Le soir, de retour à la maison, je n'ai plus besoin d'assistance pour faire ma toilette. Je me dirige directement vers la salle de bains et là, devant le miroir, c'est avec un véritable choc que je retrouve mon visage d'antan, sans boursouflures, sans ces affreux sillons violacés qui défiguraient mes traits, un visage beau, lisse, sans stigmates.

 
Totalement rétablie, j'ai retrouvé ma joie de vivre, du travail, un appartement, et je consacre désormais mes loisirs aux grands malades.
Agnès B. - Seine-et-Marne

Les tribulations d'une miraculée


 
Lorsque Mme Stéphanie M. se rendit en 1990 au Palais des Sports de Lyon à la grand messe du père Émilien Tardif, elle ne s'attendait pas à ce qui allait lui arriver. Voici son pathétique récit :

 
«Affligée d'une paralysie aux jambes, bloquée jusqu'au bassin, je ne pouvais plus me déplacer autrement que sur une chaise roulante. Femme de ménage, expulsée de ma loge de gardienne, j'avais peu de ressources pour vivre.
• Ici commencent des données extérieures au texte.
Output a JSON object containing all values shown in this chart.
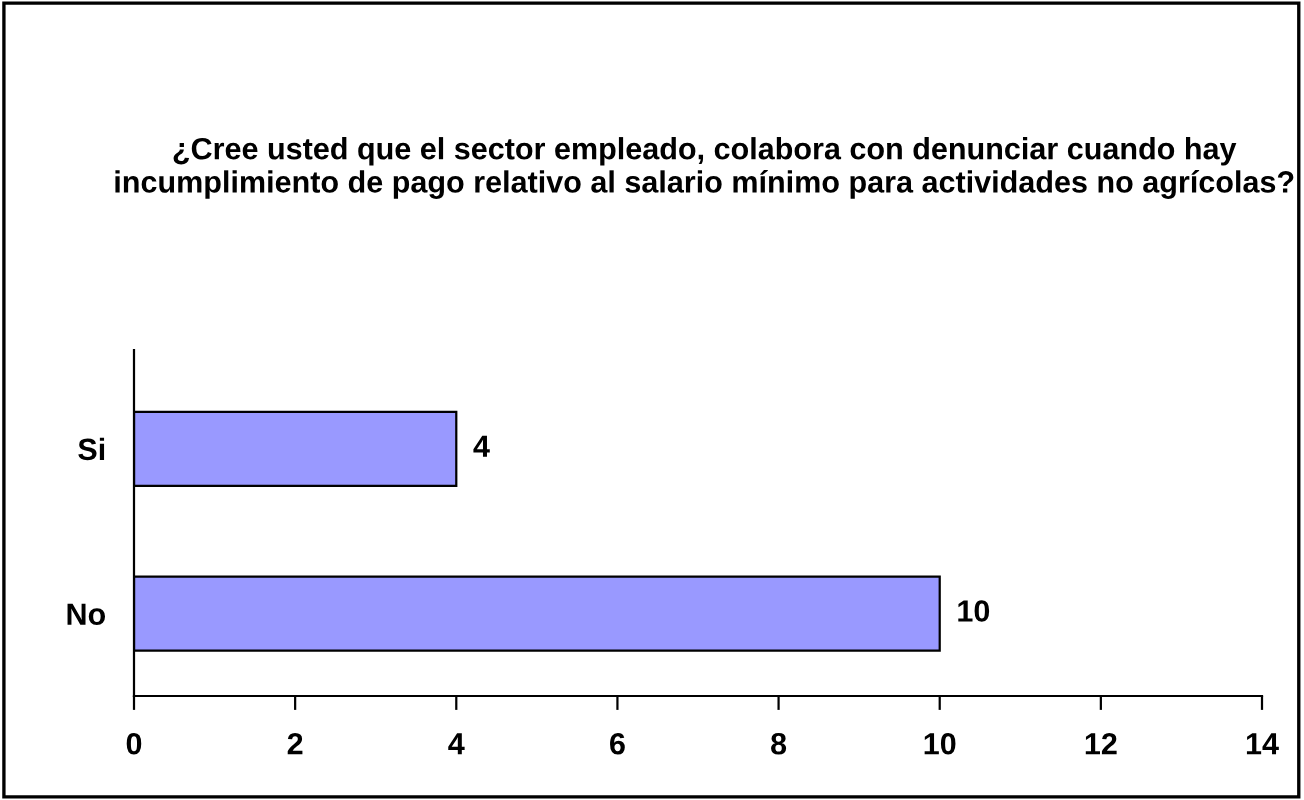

Mon invalidité à 100 % me valait bien une petite pension, mais le loyer de mon modeste logement au rez-de-chaussée de l'immeuble où je travaillais depuis des années me laissait peu d'argent pour me soigner, me nourrir et m'habiller. Pourtant, entre deux tricots, je profitai de mon immobilité pour me cultiver, je pris des cours par correspondance, empruntai des livres à la bibliothèque municipale.

 
En 1987 et 1988 des amis de la paroisse m'avaient emmené en pèlerinage à Lourdes. En 1989 j'étais allée à la Salette. Deux espoirs déçus. Alors pensez si la venue du père Tardif dans ma ville natale m'enthousiasma et entraîna chez moi un espoir fou. Je savais que ce père canadien faisait des miracles. On en parlait beaucoup autour de moi.

 
Des sœurs m'emmenèrent au Palais des Sports où il y avait une foule énorme. Lorsque le père parlait, il se passait quelque chose d'étrange dans le public. Au moment de l'élévation, je sentis une bouffée de chaleur dans mon corps et des picotements dans les jambes. Je glissai dans état second.

 
A la fin de la messe, lorsque le père Tardif demanda aux fidèles de s'agenouiller, une main invisible me poussa de ma chaise roulante et je tombai en avant, à genoux sur le sol.

 
Et quand l'assistance se leva, je me relevai moi aussi, sans douleur et sans peine! C'était la première fois depuis huit ans que je pouvais plier mes genoux et me tenir droite sur mes jambes! Les sœurs qui m'accompagnaient n'en revenaient pas.

 
Me soutenant, elles voulurent m'amener auprès du père Tardif, très entouré, pour qu'il me bénisse. Mais la bousculade de la foule dense, excitée, m'empêcha de l'approcher.

 
Je rentrai chez moi en poussant ma chaise roulante! J'étais guérie.

 
Mais de nouvelles tribulations m'attendaient!

 
A l'hôpital où j'allai faire constater ma guérison, les médecins n'en revenaient pas. Ils me prescrivirent trois mois de convalescence en maison de repos. Ce furent les plus belles semaines de ma vie. Gâtée, fêtée, dorlotée! Le paradis! Dès mon retour à Lyon, j'allai faire viser mes papiers à la sécurité sociale.

 
Là on me dit, que puisque j'étais guérie, je ne toucherais plus ma pension d'invalidité! C'était logique, me direz-vous! Mais si j'étais guérie, et tellement heureuse de l'être, j'étais encore fragile, très faible et incapable de reprendre les ménages. Je ne retrouvai pas d'autre travail moins dur pour moi. Loin de s'améliorer, ma situation matérielle s'aggrava et, après quelques mois de chômage, j'en fus réduite au RMI.

 
Voilà où j'en suis aujourd'hui. Miraculée, ingambe, bien dans ma tête et dans mon corps, je suis pourtant réduite à la misère.

 
Alors, je voudrais prévenir les personnes qui comme moi auraient la chance de bénéficier d'un miracle: ne faites pas constater votre guérison! Dissimulez votre joie; n'en parlez à personne; continuez à vous faire plaindre, à toucher votre pension, gardez vos avantages acquis! Et défoulez-vous de temps à autre, en allant seule, savourer votre guérison au Club Méditerranée!»

 
Témoignage de Stéfanie Morand - Rhône

 

Sources : Père Emiliano Tardif (extrait de "Petits Traités Spirituels, Pneumathèque, Le Charisme de guérison, 1993).